28.
Mai 2013

Familienunternehmen in dritter Generation

2013-05-28 Familienunternehmen in dritter Generation

Uwe Schummer besuchte gemeinsam mit Vertretern der CDU Grefrath unter der Leitung der Vorsitzenden Kirsten Peters das Familienunternehmen Delschen, Spezialwerk für Sonnenschirmständer, in Grefrath. „Jetzt, wo die warme Jahreszeit beginnt, wird es bei uns wieder ruhiger“, erklärte Senior-Chef, Heinz- Wilhelm Delschen den Besuchern. Die Produktion läuft gerade im Herbst und Winter auf Hochtouren, dann wird für die Sommermonate bestellt. Erst seit den 60er Jahren werden im Werk der Familie Delschen Sonnenschirmständer hergestellt. Bei der Gründung des Unternehmens hatte Josef Delschen noch mit Beton-Kesselöfen begonnen. Als sich abzeichnete, dass es für dieses Produkt nicht mehr die notwendige Nachfrage geben würde, entschied man sich dafür Betonsonnenschirmständer zu produzieren. Insgesamt denkt man im Familienunternehmen perspektivisch. So verwundert es nicht, dass im Jahre 2004 Heinz-Wilhelm Delschen seinen Söhnen, Volker und Gernot, das Unternehmen in dritter Generation überließ. Die Produktionsstätte ist auf dem neuesten Stand der Technik. In einer Schicht werden bis zu 800 Schirmständer produziert. Im Jahr sind es rund 200.000 Stück.
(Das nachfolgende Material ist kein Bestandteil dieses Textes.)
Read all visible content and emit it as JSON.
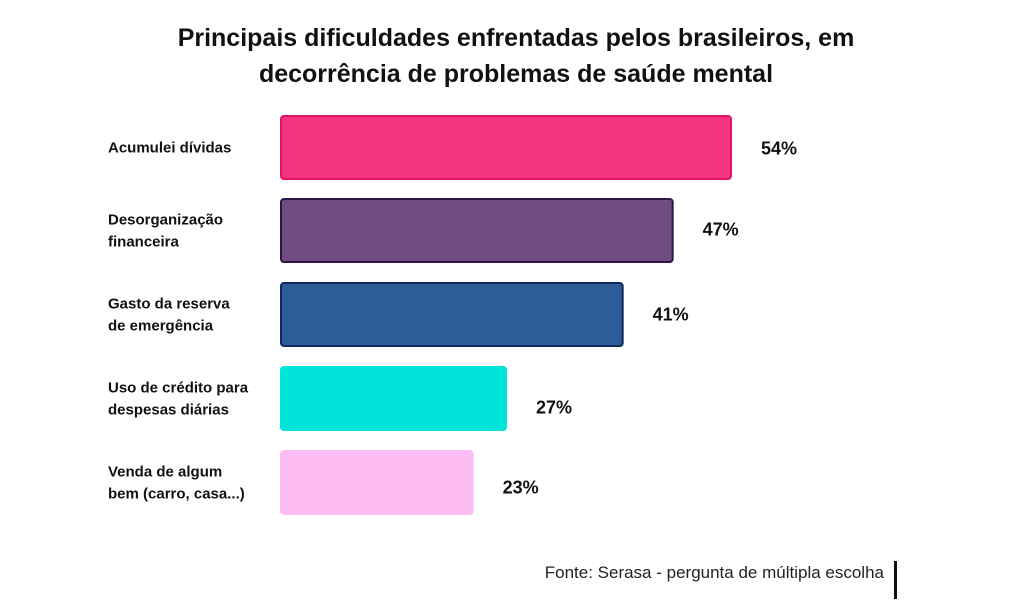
{
  "chart_data": {
    "type": "bar",
    "orientation": "horizontal",
    "title": "Principais dificuldades enfrentadas pelos brasileiros, em decorrência de problemas de saúde mental",
    "title_lines": [
      "Principais dificuldades enfrentadas pelos brasileiros, em",
      "decorrência de problemas de saúde mental"
    ],
    "categories": [
      "Acumulei dívidas",
      "Desorganização financeira",
      "Gasto da reserva de emergência",
      "Uso de crédito para despesas diárias",
      "Venda de algum bem (carro, casa...)"
    ],
    "category_lines": [
      [
        "Acumulei dívidas"
      ],
      [
        "Desorganização",
        "financeira"
      ],
      [
        "Gasto da reserva",
        "de emergência"
      ],
      [
        "Uso de crédito para",
        "despesas diárias"
      ],
      [
        "Venda de algum",
        "bem (carro, casa...)"
      ]
    ],
    "values": [
      54,
      47,
      41,
      27,
      23
    ],
    "value_labels": [
      "54%",
      "47%",
      "41%",
      "27%",
      "23%"
    ],
    "unit": "%",
    "colors": [
      "#f4347f",
      "#714b84",
      "#2e5c97",
      "#00e5db",
      "#fdbcf2"
    ],
    "border_colors": [
      "#e01265",
      "#2e1648",
      "#10285e",
      "#00e5db",
      "#fdbcf2"
    ],
    "xlim": [
      0,
      54
    ],
    "grid": false,
    "legend": "none",
    "xlabel": "",
    "ylabel": ""
  },
  "source": "Fonte: Serasa - pergunta de múltipla escolha"
}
Beim Rundgang durch die Produktion konnten die Politiker sich einen Eindruck verschaffen, dass jeder Schritt in der Produktionskette genau abgestimmt ist. Neben 10 Beschäftigten in der Produktion und weiteren 6 im Verkauf, leisten moderne Maschinen ihre Unterstützung. „Die Maschinen erleichtern die Arbeit sehr. Man darf nicht vergessen, die Schirmständer beginnen bei einem Gewicht von 40 kg“, so Volker Delschen. Im Werk in Grefrath werden ausschließlich Betonschirmständer hergestellt. Die Produktpalette umfasst aber auch Kunststoff-, Holz- ,Metall- und Granitschirmständer. Diese werden zum Sortiment hinzugekauft. Zu den größten Abnehmern der Produkte gehören u.a. die Unternehmen IKEA und Kettler. Uwe Schummer und Kirsten Peters lobten die Firmenphilosophie. „Es ist sehr erfreulich für den Kreis Viersen, solche Familienbetriebe in der Unternehmensstruktur zu haben“, lobten Uwe Schummer und Kirsten Peters.